Patient-reported disease burden and health care utilization of HAE-nl-C1INH: insights from a real-world survey
摘要
Hereditary angioedema (HAE), a rare genetic disorder, is classified into 3 types: Type 1 (low C1 esterase inhibitor [C1-INH]), Type 2 (dysfunctional C1-INH), and HAE-nl-C1INH (normal C1-INH levels). This study aimed to compare characteristics among individuals with HAE Type 1/2 and HAE-nl-C1INH. A cross-sectional online survey was conducted (June 2020–September 2021) among adults with HAE to capture various patient-specific data and health care utilization. Statistical analyses included Fisher exact test, t test, and odds ratios (OR) with 95% confidence intervals (CI). Eighty-nine participants were included (HAE Type 1/2, n = 44; HAE-nl-C1INH, n = 45). No significant differences in demographics, treatment characteristics, and HAE triggers were observed between groups.
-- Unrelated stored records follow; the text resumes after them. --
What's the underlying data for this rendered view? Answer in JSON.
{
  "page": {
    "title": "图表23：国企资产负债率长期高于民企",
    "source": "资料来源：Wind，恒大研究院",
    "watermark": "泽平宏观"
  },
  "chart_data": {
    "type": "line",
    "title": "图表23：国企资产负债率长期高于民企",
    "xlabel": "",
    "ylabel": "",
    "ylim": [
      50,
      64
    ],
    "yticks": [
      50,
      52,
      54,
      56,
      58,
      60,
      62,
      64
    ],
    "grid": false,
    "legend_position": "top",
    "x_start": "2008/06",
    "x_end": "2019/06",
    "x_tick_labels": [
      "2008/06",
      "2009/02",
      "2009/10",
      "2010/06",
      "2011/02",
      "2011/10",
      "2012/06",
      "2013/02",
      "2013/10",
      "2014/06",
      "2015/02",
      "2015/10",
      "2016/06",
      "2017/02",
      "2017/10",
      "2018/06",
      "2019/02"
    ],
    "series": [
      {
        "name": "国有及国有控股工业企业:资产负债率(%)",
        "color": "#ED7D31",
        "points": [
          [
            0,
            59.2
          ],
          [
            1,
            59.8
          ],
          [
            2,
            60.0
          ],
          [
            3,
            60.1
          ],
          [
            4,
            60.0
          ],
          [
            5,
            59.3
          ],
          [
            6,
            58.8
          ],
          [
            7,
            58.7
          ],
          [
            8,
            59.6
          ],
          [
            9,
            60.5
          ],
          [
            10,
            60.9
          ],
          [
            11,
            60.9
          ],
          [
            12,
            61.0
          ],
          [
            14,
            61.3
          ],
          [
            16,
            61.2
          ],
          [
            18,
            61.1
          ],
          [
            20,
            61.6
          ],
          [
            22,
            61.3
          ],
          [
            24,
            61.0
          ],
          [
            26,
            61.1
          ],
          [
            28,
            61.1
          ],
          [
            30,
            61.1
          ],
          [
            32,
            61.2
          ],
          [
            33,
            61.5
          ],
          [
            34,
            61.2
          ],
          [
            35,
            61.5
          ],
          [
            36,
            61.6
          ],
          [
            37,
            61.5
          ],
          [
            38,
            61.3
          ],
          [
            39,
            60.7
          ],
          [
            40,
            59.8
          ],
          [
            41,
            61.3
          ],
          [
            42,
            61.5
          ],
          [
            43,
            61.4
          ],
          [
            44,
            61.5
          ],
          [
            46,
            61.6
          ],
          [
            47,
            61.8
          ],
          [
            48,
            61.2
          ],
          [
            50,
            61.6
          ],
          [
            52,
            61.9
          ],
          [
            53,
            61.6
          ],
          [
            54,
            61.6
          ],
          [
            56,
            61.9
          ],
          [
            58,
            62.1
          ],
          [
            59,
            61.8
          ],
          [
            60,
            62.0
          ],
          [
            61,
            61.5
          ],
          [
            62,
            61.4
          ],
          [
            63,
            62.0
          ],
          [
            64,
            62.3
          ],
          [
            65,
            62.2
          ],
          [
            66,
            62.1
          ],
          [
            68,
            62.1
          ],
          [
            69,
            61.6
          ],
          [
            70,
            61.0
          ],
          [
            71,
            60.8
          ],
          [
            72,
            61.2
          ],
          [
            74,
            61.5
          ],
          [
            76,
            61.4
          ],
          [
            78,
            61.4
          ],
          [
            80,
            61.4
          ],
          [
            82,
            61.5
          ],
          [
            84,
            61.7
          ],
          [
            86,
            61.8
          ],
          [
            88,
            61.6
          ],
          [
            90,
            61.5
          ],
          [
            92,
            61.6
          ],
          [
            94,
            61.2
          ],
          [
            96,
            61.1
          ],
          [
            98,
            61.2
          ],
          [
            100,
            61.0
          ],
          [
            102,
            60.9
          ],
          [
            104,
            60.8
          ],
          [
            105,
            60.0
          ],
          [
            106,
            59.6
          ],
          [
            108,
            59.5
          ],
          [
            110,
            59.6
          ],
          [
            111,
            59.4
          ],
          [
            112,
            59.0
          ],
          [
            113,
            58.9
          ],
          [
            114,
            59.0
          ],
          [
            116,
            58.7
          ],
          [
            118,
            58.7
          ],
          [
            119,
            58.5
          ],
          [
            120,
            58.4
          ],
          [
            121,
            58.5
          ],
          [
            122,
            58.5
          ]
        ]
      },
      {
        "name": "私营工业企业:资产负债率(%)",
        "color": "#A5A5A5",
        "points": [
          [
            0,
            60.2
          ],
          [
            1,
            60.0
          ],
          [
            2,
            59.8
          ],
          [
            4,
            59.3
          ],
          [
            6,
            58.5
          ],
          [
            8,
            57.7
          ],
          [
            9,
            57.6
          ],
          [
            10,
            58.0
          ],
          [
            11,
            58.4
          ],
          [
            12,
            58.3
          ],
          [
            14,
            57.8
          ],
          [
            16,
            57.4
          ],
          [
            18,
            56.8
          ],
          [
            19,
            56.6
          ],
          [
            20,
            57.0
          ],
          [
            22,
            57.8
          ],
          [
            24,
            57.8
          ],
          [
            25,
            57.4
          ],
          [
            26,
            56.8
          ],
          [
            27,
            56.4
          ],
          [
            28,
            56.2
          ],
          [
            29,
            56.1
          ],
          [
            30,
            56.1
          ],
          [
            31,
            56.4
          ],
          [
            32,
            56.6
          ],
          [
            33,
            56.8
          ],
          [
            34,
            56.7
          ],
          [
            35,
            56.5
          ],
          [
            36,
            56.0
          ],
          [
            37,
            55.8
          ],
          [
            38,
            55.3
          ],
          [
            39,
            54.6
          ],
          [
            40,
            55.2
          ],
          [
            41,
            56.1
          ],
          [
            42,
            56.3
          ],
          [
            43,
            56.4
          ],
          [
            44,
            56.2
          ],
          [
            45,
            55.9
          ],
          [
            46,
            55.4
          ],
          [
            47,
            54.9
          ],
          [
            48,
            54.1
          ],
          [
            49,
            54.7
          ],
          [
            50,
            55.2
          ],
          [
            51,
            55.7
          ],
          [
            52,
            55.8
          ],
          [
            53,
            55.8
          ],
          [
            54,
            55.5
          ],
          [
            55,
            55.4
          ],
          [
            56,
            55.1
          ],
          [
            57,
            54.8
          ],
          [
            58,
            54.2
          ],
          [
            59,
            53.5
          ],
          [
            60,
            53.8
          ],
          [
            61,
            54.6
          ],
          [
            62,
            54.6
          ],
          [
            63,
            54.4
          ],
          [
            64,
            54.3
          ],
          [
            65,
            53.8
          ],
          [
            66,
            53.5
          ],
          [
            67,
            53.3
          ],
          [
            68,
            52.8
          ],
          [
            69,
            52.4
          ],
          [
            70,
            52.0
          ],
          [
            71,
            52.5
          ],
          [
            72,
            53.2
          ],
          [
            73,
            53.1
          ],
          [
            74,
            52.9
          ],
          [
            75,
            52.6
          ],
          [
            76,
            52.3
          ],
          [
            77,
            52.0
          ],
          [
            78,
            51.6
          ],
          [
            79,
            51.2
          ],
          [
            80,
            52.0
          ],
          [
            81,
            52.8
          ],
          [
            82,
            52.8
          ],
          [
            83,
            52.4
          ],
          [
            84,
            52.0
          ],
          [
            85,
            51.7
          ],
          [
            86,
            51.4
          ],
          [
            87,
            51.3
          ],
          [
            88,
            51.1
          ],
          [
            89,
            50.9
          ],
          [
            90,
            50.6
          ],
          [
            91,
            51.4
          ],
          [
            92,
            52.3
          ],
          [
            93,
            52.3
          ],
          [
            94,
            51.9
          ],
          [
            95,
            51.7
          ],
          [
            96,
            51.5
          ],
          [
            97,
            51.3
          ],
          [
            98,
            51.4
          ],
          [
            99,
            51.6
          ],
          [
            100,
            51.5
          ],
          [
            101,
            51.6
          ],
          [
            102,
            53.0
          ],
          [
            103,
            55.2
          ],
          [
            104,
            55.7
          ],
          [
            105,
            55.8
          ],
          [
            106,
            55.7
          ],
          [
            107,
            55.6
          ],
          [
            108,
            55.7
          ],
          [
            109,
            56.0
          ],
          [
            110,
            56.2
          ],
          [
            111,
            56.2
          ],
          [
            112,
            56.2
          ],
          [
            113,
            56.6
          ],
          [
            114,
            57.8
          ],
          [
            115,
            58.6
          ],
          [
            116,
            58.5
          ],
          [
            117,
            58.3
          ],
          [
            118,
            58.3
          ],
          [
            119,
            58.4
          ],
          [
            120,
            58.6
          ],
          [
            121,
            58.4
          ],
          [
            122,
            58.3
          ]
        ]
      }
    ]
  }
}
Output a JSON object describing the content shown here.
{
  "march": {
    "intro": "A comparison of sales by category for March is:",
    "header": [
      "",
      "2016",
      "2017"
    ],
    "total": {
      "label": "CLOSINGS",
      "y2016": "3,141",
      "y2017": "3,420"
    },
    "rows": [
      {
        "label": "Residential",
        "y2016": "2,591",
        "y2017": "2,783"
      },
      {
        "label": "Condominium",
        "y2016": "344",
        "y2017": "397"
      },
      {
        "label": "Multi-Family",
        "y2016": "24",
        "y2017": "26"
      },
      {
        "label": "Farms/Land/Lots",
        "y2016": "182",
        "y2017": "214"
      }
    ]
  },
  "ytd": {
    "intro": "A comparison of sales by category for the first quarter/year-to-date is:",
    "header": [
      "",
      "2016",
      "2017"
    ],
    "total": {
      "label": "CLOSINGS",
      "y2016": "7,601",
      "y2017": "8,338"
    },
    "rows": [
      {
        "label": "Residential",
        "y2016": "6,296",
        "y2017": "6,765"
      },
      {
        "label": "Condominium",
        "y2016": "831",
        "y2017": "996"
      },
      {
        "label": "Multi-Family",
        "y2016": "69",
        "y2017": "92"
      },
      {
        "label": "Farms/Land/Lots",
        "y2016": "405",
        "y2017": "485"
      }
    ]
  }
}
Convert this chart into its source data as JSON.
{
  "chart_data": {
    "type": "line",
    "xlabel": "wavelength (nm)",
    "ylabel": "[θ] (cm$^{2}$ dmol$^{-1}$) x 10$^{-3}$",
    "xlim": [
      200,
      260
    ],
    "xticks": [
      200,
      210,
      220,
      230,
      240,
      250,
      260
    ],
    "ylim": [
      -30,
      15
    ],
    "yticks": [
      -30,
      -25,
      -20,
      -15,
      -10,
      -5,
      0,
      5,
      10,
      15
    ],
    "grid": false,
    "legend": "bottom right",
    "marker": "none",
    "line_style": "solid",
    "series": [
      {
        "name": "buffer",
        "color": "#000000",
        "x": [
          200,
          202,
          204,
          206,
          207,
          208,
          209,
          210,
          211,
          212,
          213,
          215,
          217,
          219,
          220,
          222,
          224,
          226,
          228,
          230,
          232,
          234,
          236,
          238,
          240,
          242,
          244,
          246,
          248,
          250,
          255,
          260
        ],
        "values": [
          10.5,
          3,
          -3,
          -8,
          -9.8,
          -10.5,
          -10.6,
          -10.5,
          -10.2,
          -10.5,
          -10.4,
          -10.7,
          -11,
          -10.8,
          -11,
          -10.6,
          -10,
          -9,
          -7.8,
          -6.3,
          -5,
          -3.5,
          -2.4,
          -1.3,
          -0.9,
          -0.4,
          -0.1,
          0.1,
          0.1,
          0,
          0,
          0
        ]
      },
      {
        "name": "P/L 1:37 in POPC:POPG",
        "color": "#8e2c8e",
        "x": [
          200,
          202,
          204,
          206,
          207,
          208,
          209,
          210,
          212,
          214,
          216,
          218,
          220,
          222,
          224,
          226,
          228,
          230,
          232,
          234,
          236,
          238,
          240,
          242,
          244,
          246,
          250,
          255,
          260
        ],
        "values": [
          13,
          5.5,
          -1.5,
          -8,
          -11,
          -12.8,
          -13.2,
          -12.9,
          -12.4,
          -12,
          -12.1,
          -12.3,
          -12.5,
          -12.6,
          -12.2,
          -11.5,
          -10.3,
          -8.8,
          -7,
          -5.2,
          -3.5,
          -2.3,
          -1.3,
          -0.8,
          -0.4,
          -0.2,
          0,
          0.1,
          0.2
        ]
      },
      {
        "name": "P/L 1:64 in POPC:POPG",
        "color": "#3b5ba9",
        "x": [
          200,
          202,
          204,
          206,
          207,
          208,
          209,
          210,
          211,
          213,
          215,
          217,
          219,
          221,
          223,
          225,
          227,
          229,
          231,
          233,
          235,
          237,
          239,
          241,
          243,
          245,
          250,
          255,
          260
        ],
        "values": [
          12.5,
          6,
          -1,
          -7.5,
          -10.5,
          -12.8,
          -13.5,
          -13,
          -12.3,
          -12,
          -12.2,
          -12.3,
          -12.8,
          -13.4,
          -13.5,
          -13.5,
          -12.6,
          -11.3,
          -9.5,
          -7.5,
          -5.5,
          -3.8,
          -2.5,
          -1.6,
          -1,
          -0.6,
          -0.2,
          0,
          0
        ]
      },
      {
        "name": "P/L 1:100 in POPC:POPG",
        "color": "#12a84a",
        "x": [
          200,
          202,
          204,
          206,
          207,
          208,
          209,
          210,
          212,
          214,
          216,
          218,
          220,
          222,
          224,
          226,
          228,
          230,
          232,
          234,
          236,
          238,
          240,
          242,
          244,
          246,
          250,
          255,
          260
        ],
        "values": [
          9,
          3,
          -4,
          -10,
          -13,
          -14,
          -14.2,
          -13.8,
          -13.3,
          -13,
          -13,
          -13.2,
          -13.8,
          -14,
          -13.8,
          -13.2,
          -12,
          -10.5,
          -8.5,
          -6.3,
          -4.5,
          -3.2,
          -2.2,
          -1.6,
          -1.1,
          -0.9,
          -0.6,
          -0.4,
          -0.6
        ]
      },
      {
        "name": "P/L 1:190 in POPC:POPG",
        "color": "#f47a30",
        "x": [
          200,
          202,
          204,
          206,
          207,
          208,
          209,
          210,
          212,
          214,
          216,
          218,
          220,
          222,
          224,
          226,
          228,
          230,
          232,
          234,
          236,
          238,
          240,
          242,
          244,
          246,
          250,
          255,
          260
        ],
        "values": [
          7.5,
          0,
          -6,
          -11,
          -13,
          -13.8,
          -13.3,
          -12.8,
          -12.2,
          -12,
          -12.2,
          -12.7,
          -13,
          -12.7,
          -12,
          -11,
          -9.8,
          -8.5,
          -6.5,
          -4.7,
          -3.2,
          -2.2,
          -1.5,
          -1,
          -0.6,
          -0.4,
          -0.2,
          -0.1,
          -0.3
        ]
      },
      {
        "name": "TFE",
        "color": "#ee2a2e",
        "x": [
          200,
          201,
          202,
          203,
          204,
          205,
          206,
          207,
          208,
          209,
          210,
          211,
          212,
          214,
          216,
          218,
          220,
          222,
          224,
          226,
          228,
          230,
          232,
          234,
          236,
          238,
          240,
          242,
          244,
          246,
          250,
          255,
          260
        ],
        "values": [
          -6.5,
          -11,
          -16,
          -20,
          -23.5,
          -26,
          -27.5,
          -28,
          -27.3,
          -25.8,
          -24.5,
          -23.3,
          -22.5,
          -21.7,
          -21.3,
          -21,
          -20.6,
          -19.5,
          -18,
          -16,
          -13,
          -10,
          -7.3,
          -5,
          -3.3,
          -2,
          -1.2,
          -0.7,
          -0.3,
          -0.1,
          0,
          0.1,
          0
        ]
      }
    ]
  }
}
Participants with HAE-nl-C1INH were less likely to be diagnosed before 18 years of age (4% vs. 32%; OR, 0.10; 95% CI, 0.02–0.50) and had higher odds of experiencing frequent HAE attacks (47% vs. 14%; OR, 5.5; 95% CI, 2.0–15.7) than those with HAE Type 1/2. Participants with HAE-nl-C1INH also had increased odds of orofacial-laryngeal swelling (31% vs. 16%; OR, 2.3; 95% CI, 1.1–4.7), more frequent doctor visits (> 1 visit/month: 31% vs. 11%; OR, 3.5; 95% CI, 1.1–10.8), and more concomitant conditions (93% vs. 77%; OR, 3.8; 95% CI, 1.6–9.2). The total health-related quality of life score was significantly worse in participants with HAE-nl-C1INH (53.6 vs. 38.2; p = 0.0001). Participants with HAE-nl-C1INH experience a significantly greater disease burden than those with HAE Type 1/2, emphasizing the need for improved diagnosis, targeted treatment strategies, and a deeper understanding of the prevalence and pathophysiology of HAE-nl-C1INH.